Selanjutnya terkait Perubahan atas Perda Nomor 5 Tahun 2016 tentang Pembentukan dan Sussunan Perangkat Daerah Provinsi DKI Jakarta, Gubernur Anies menuturkan penataan struktur Pemprov DKI Jakarta harus menyesuaikan Peraturan Menteri Dalam Negeri Nomor 99 Tahun 2018 tentang Pembinaan dan Pengendalian Penataan Perangkat Daerah. Landasan hukum yang mengalami pembaruan tersebut harus juga tetap mempertimbangkan kondisi Provinsi DKI Jakarta selaku daerah khusus yang berfungsi sebagai Ibu kota Negara Kesatuan Republik Indonesia sekaligus sebagai daerah otonom pada tingkat provinsi berdasarkan Undang-Undang Nomor 29 Tahun 2007.

“Penataan (struktur Pemprov DKI Jakarta) tersebut dimaksudkan agar Perangkat Daerah yang secara eksisting berjumlah 42 dapat menjadi lebih tepat fungsi, tepat ukuran, dan sinergis dalam rangka penyelenggaraan urusan pemerintahan. Terhadap 42 Perangkat Daerah eksisting tersebut, terjadi beberapa perubahan, yaitu 1 Perangkat Daerah mengalami pembentukan baru; 1 Perangkat Daerah mengalami pembubaran; 5 Perangkat Daerah mengalami perubahan nomenklatur; dan 36 Perangkat Daerah tetap (tidak mengalami perubahan),” jelas Gubernur Anies.

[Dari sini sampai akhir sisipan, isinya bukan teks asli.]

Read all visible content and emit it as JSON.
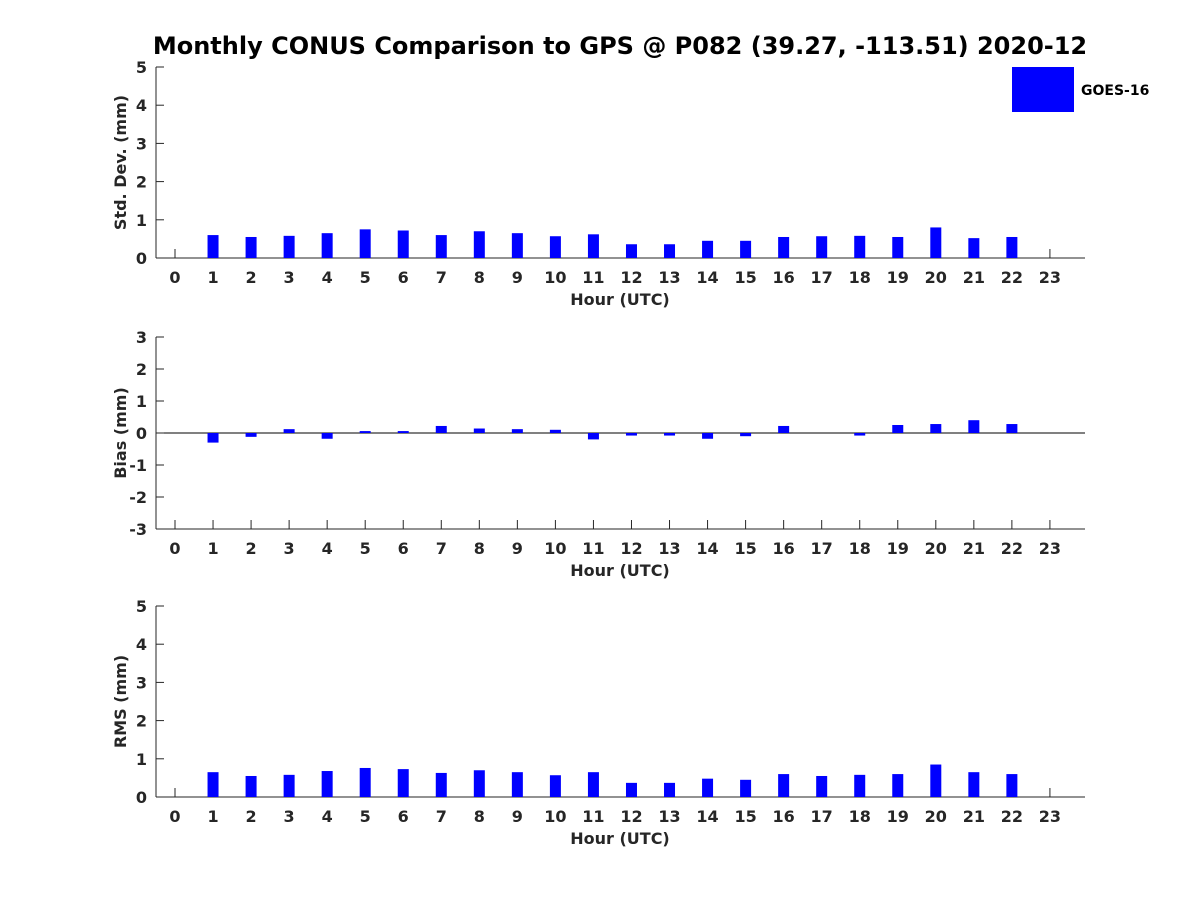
{
  "title": "Monthly CONUS Comparison to GPS @ P082 (39.27, -113.51) 2020-12",
  "legend": {
    "label": "GOES-16",
    "color": "#0000ff",
    "placement": "top-right"
  },
  "chart_data": [
    {
      "type": "bar",
      "xlabel": "Hour (UTC)",
      "ylabel": "Std. Dev. (mm)",
      "ylim": [
        0,
        5
      ],
      "yticks": [
        0,
        1,
        2,
        3,
        4,
        5
      ],
      "categories": [
        "0",
        "1",
        "2",
        "3",
        "4",
        "5",
        "6",
        "7",
        "8",
        "9",
        "10",
        "11",
        "12",
        "13",
        "14",
        "15",
        "16",
        "17",
        "18",
        "19",
        "20",
        "21",
        "22",
        "23"
      ],
      "series": [
        {
          "name": "GOES-16",
          "values": [
            null,
            0.6,
            0.55,
            0.58,
            0.65,
            0.75,
            0.72,
            0.6,
            0.7,
            0.65,
            0.57,
            0.62,
            0.36,
            0.36,
            0.45,
            0.45,
            0.55,
            0.57,
            0.58,
            0.55,
            0.8,
            0.52,
            0.55,
            null
          ]
        }
      ]
    },
    {
      "type": "bar",
      "xlabel": "Hour (UTC)",
      "ylabel": "Bias (mm)",
      "ylim": [
        -3,
        3
      ],
      "yticks": [
        -3,
        -2,
        -1,
        0,
        1,
        2,
        3
      ],
      "categories": [
        "0",
        "1",
        "2",
        "3",
        "4",
        "5",
        "6",
        "7",
        "8",
        "9",
        "10",
        "11",
        "12",
        "13",
        "14",
        "15",
        "16",
        "17",
        "18",
        "19",
        "20",
        "21",
        "22",
        "23"
      ],
      "series": [
        {
          "name": "GOES-16",
          "values": [
            null,
            -0.3,
            -0.12,
            0.12,
            -0.18,
            0.06,
            0.06,
            0.22,
            0.14,
            0.12,
            0.1,
            -0.2,
            -0.08,
            -0.08,
            -0.18,
            -0.1,
            0.22,
            0.0,
            -0.08,
            0.25,
            0.28,
            0.4,
            0.28,
            null
          ]
        }
      ]
    },
    {
      "type": "bar",
      "xlabel": "Hour (UTC)",
      "ylabel": "RMS (mm)",
      "ylim": [
        0,
        5
      ],
      "yticks": [
        0,
        1,
        2,
        3,
        4,
        5
      ],
      "categories": [
        "0",
        "1",
        "2",
        "3",
        "4",
        "5",
        "6",
        "7",
        "8",
        "9",
        "10",
        "11",
        "12",
        "13",
        "14",
        "15",
        "16",
        "17",
        "18",
        "19",
        "20",
        "21",
        "22",
        "23"
      ],
      "series": [
        {
          "name": "GOES-16",
          "values": [
            null,
            0.65,
            0.55,
            0.58,
            0.68,
            0.76,
            0.73,
            0.63,
            0.7,
            0.65,
            0.57,
            0.65,
            0.37,
            0.37,
            0.48,
            0.45,
            0.6,
            0.55,
            0.58,
            0.6,
            0.85,
            0.65,
            0.6,
            null
          ]
        }
      ]
    }
  ]
}
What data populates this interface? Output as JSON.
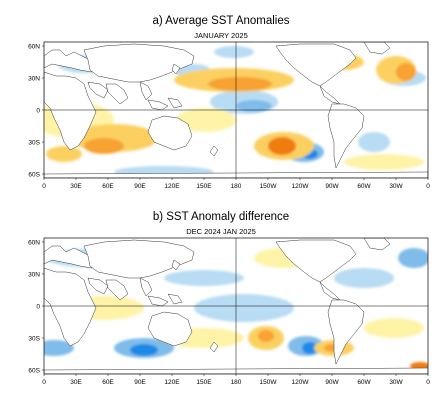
{
  "panel_a": {
    "title": "a) Average SST Anomalies",
    "subtitle": "JANUARY 2025",
    "lat_labels": [
      "60N",
      "30N",
      "0",
      "30S",
      "60S"
    ],
    "lon_labels": [
      "0",
      "30E",
      "60E",
      "90E",
      "120E",
      "150E",
      "180",
      "150W",
      "120W",
      "90W",
      "60W",
      "30W",
      "0"
    ]
  },
  "panel_b": {
    "title": "b) SST Anomaly difference",
    "subtitle": "DEC 2024 JAN 2025",
    "lat_labels": [
      "60N",
      "30N",
      "0",
      "30S",
      "60S"
    ],
    "lon_labels": [
      "0",
      "30E",
      "60E",
      "90E",
      "120E",
      "150E",
      "180",
      "150W",
      "120W",
      "90W",
      "60W",
      "30W",
      "0"
    ]
  },
  "colors": {
    "land": "#ffffff",
    "coast": "#333333",
    "neutral": "#ffffff",
    "cool_light": "#b8dcf4",
    "cool_mid": "#7fbcea",
    "cool_strong": "#1e88e8",
    "warm_light": "#fff3a8",
    "warm_mid": "#fcd060",
    "warm_strong": "#f7a233",
    "warm_deep": "#ef7c10"
  }
}
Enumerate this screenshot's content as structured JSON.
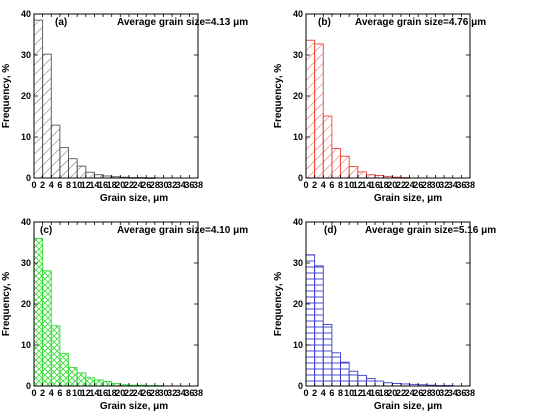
{
  "chart_data": [
    {
      "type": "bar",
      "panel_label": "(a)",
      "annotation": "Average grain size=4.13 μm",
      "xlabel": "Grain size, μm",
      "ylabel": "Frequency, %",
      "xlim": [
        0,
        38
      ],
      "ylim": [
        0,
        40
      ],
      "xticks": [
        0,
        2,
        4,
        6,
        8,
        10,
        12,
        14,
        16,
        18,
        20,
        22,
        24,
        26,
        28,
        30,
        32,
        34,
        36,
        38
      ],
      "yticks": [
        0,
        10,
        20,
        30,
        40
      ],
      "bin_width": 2,
      "bin_starts": [
        0,
        2,
        4,
        6,
        8,
        10,
        12,
        14,
        16,
        18,
        20,
        22,
        24,
        26
      ],
      "values": [
        38.5,
        30.2,
        12.9,
        7.4,
        4.7,
        2.9,
        1.4,
        0.8,
        0.5,
        0.3,
        0.2,
        0.1,
        0.1,
        0.05
      ],
      "color": "#555555",
      "pattern": "diagonal"
    },
    {
      "type": "bar",
      "panel_label": "(b)",
      "annotation": "Average grain size=4.76 μm",
      "xlabel": "Grain size, μm",
      "ylabel": "Frequency, %",
      "xlim": [
        0,
        38
      ],
      "ylim": [
        0,
        40
      ],
      "xticks": [
        0,
        2,
        4,
        6,
        8,
        10,
        12,
        14,
        16,
        18,
        20,
        22,
        24,
        26,
        28,
        30,
        32,
        34,
        36,
        38
      ],
      "yticks": [
        0,
        10,
        20,
        30,
        40
      ],
      "bin_width": 2,
      "bin_starts": [
        0,
        2,
        4,
        6,
        8,
        10,
        12,
        14,
        16,
        18,
        20,
        22
      ],
      "values": [
        33.6,
        32.7,
        15.1,
        7.2,
        5.3,
        2.8,
        1.5,
        0.8,
        0.6,
        0.4,
        0.2,
        0.1
      ],
      "color": "#e8443a",
      "pattern": "diagonal"
    },
    {
      "type": "bar",
      "panel_label": "(c)",
      "annotation": "Average grain size=4.10 μm",
      "xlabel": "Grain size, μm",
      "ylabel": "Frequency, %",
      "xlim": [
        0,
        38
      ],
      "ylim": [
        0,
        40
      ],
      "xticks": [
        0,
        2,
        4,
        6,
        8,
        10,
        12,
        14,
        16,
        18,
        20,
        22,
        24,
        26,
        28,
        30,
        32,
        34,
        36,
        38
      ],
      "yticks": [
        0,
        10,
        20,
        30,
        40
      ],
      "bin_width": 2,
      "bin_starts": [
        0,
        2,
        4,
        6,
        8,
        10,
        12,
        14,
        16,
        18,
        20,
        22,
        24,
        26,
        28
      ],
      "values": [
        36.0,
        28.1,
        14.7,
        7.9,
        4.5,
        3.2,
        2.0,
        1.5,
        1.1,
        0.6,
        0.3,
        0.2,
        0.2,
        0.1,
        0.1
      ],
      "color": "#33dd33",
      "pattern": "crosshatch"
    },
    {
      "type": "bar",
      "panel_label": "(d)",
      "annotation": "Average grain size=5.16 μm",
      "xlabel": "Grain size, μm",
      "ylabel": "Frequency, %",
      "xlim": [
        0,
        38
      ],
      "ylim": [
        0,
        40
      ],
      "xticks": [
        0,
        2,
        4,
        6,
        8,
        10,
        12,
        14,
        16,
        18,
        20,
        22,
        24,
        26,
        28,
        30,
        32,
        34,
        36,
        38
      ],
      "yticks": [
        0,
        10,
        20,
        30,
        40
      ],
      "bin_width": 2,
      "bin_starts": [
        0,
        2,
        4,
        6,
        8,
        10,
        12,
        14,
        16,
        18,
        20,
        22,
        24,
        26,
        28,
        30,
        32
      ],
      "values": [
        32.0,
        29.3,
        15.0,
        8.1,
        5.8,
        3.6,
        2.6,
        1.8,
        1.2,
        0.8,
        0.6,
        0.5,
        0.4,
        0.3,
        0.2,
        0.1,
        0.1
      ],
      "color": "#3a3ad0",
      "pattern": "horizontal"
    }
  ]
}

Beberapa penyesuaian nomenklatur mengacu pada Peraturan Menteri Dalam Negeri Nomor 99 Tahun 2018 dan kebutuhan pencapaian target RPJMD 2018-2022, antara lain:
1. Pembentukan perangkat daerah baru, yaitu Dinas Kebudayaan.
2. Dinas Lingkungan Hidup menjadi Dinas Lingkungan Hidup dan Energi.
3. Dinas Pariwisata dan Kebudayaan menjadi Dinas Pariwisata dan Ekonomi Kreatif.
4. Dinas Kehutanan menjadi Dinas Pertamanan dan Hutan Kota.
5. Dinas KUKM serta Perdagangan menjadi Dinas Perindustrian, Perdagangan, dan KUKM.
6. Badan Pajak dan Retribusi Daerah menjadi Badan Pendapatan Daerah.
7. Pembubaran perangkat daerah lama, yaitu Dinas Perindustrian dan Energi.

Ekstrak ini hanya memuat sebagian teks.